Remy Zaugg
Ronny Van de Velde
Situated between an analysis of perception and painting, Rémy Zaugg’s series, A Sheet of Paper I & II, 1973–90, may be seen as an endless permutation of works, wherein each painting, each view, implies another.
Zaugg refers to his five-year journal, Constitution of a Painting, 1963–66, as a “student work,” which took a reproduction of Paul Cézanne’s La maison du pendu (House of the hanged man, 1873), as a starting point. In this exhibition, we follow his progress as a painter, after he has assimilated the knowledge of Cézanne’s concept of figuration. Thus, we find a series of approaches to painting, grounded in an intricate mix of color, scale, and language. This is a work, perhaps a lifework, about the possibilities of realizing the myriad number of ramifications that may affect the relationship between artist, work, and public. Zaugg’s comment on the use of text in Constitution, comparing it to “a trail of mucous left behind by a snail,” may apply to the entire body of work. It is the trace, the evidence of work, that distinguishes it.
Here one was able to follow a trajectory in Zaugg’s work, beginning with the application of brown paint on the paper and ending with an overloaded encrustation of the painted surface with words. Throughout the narrativelike path that distinguishes the installation of these works over three floors, the viewer undertakes the process of chronologizing each step of the artist’s path. From the early works that commence in the entry hall to the most recent on the top floor, Zaugg’s assignment of place for the paintings reinforces their additive quality, always tied to the realization of process.

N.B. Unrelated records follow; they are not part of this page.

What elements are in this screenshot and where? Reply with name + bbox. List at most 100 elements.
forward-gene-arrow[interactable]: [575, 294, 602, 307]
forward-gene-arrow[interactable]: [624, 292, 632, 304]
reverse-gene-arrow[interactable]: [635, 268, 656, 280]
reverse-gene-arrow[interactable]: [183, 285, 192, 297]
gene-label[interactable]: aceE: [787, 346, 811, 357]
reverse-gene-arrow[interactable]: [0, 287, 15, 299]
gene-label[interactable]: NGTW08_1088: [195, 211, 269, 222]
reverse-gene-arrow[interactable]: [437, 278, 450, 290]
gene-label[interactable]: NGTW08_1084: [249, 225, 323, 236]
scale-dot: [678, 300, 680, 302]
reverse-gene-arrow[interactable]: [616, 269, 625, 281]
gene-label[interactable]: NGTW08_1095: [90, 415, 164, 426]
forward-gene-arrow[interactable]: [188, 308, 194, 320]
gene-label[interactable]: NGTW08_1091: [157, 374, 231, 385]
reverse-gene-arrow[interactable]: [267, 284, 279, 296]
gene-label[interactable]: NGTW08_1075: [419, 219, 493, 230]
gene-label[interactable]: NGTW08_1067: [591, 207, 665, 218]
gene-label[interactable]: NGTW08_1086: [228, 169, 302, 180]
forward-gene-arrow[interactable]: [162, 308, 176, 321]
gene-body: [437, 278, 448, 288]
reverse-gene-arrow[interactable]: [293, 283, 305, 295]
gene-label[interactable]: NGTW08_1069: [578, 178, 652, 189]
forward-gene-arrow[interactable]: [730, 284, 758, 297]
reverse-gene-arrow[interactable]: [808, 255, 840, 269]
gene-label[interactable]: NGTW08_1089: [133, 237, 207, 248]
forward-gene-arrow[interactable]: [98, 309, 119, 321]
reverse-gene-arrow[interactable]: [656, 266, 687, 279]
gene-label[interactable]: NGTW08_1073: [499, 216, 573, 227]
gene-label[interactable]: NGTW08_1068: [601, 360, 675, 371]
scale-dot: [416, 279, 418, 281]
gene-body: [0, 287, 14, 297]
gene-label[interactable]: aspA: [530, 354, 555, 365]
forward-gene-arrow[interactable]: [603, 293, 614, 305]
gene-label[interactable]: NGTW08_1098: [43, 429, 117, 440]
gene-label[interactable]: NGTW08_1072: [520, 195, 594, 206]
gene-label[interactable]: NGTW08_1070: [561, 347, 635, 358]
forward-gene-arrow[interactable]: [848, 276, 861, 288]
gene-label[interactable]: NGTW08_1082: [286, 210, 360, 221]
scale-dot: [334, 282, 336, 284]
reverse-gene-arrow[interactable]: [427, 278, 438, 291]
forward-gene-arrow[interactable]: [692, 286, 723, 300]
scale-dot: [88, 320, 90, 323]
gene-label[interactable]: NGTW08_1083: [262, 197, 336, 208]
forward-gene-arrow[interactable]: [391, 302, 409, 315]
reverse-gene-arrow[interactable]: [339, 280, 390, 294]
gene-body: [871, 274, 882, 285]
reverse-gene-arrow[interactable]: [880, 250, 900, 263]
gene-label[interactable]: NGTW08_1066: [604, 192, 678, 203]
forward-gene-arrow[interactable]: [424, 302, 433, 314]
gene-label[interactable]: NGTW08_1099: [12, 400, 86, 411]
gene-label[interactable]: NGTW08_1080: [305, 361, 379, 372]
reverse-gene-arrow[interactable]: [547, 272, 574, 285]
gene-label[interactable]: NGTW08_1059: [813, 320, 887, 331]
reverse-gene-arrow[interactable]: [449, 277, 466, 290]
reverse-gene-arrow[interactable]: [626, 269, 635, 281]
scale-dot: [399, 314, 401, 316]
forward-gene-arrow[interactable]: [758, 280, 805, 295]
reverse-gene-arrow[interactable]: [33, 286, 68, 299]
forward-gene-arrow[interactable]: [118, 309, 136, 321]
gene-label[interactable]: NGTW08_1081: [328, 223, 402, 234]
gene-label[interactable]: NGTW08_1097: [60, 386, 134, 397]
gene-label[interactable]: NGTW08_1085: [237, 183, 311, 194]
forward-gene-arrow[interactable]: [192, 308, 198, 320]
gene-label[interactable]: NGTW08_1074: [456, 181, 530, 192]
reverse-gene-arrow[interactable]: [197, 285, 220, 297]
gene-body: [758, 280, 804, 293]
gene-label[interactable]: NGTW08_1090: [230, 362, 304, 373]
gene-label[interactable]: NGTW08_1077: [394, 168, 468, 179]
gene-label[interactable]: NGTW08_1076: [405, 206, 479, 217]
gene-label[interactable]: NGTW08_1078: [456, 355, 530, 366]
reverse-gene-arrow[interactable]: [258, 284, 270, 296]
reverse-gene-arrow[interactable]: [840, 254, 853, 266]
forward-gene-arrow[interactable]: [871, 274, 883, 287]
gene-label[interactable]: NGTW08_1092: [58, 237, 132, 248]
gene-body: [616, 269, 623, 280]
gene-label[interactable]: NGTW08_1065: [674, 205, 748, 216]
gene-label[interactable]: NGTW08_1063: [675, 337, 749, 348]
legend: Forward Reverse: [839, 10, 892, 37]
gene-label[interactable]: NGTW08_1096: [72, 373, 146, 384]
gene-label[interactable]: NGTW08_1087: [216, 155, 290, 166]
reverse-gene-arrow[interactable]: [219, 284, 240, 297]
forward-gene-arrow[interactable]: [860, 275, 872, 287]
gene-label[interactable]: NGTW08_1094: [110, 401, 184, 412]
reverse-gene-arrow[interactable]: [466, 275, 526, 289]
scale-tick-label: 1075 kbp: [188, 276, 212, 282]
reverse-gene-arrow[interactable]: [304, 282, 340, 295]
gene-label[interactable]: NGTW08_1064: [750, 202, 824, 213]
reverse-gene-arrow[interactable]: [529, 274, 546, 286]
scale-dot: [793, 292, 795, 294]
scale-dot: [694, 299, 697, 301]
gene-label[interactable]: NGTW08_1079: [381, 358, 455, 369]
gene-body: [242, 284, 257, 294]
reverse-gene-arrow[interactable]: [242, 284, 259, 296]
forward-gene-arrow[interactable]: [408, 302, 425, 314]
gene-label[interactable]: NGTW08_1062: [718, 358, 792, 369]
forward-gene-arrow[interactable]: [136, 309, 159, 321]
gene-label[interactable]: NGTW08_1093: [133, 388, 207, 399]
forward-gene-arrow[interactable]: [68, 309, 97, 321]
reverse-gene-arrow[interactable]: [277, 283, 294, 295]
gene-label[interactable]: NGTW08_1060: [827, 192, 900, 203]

At the same time, the use of color as both subject and base of the paintings utilizes repetition in order to illuminate the same notion of process. At a certain point, the spectator’s experience becomes almost hallucinatory, and the individual works become part of a cumulative experience. This “hallucination” also acts as a means of marking the experience of painting, of looking at single works. Zaugg’s use of the phrase “the blind painter,” in a number of works, is a pointed reference to the condition of seeing and not seeing. Painting is done with the eyes both open and closed.
At the center of Zaugg’s work is the gradual replacement of color and line with the word. Both, of course, represent a means of constructing an image. Yet the more traditional means of figuration seem to be more restrictive, less conditional than the words Zaugg employs. He deconstructs the relationship between image and description by effacing the former and by using text as an approximating device that points to the difficulty in circumscribing, in fully describing, the visual experience.
Zaugg’s project both reinforces and contradicts the notion of difference. In seeing those works exhibited together, one is struck by the characteristics they have in common: materials, color, and size. Yet, it is the multiplication of these elements that produces the ultimate division: on closer inspection, we realize that the differences are enormous. Like the simplicity that is implied in the title, A Sheet of Paper, this exhibition renders illusory the concept of seeing. Utilizing both painterly and literary strategies, Zaugg’s implication of a basic starting point is the ultimate illusion.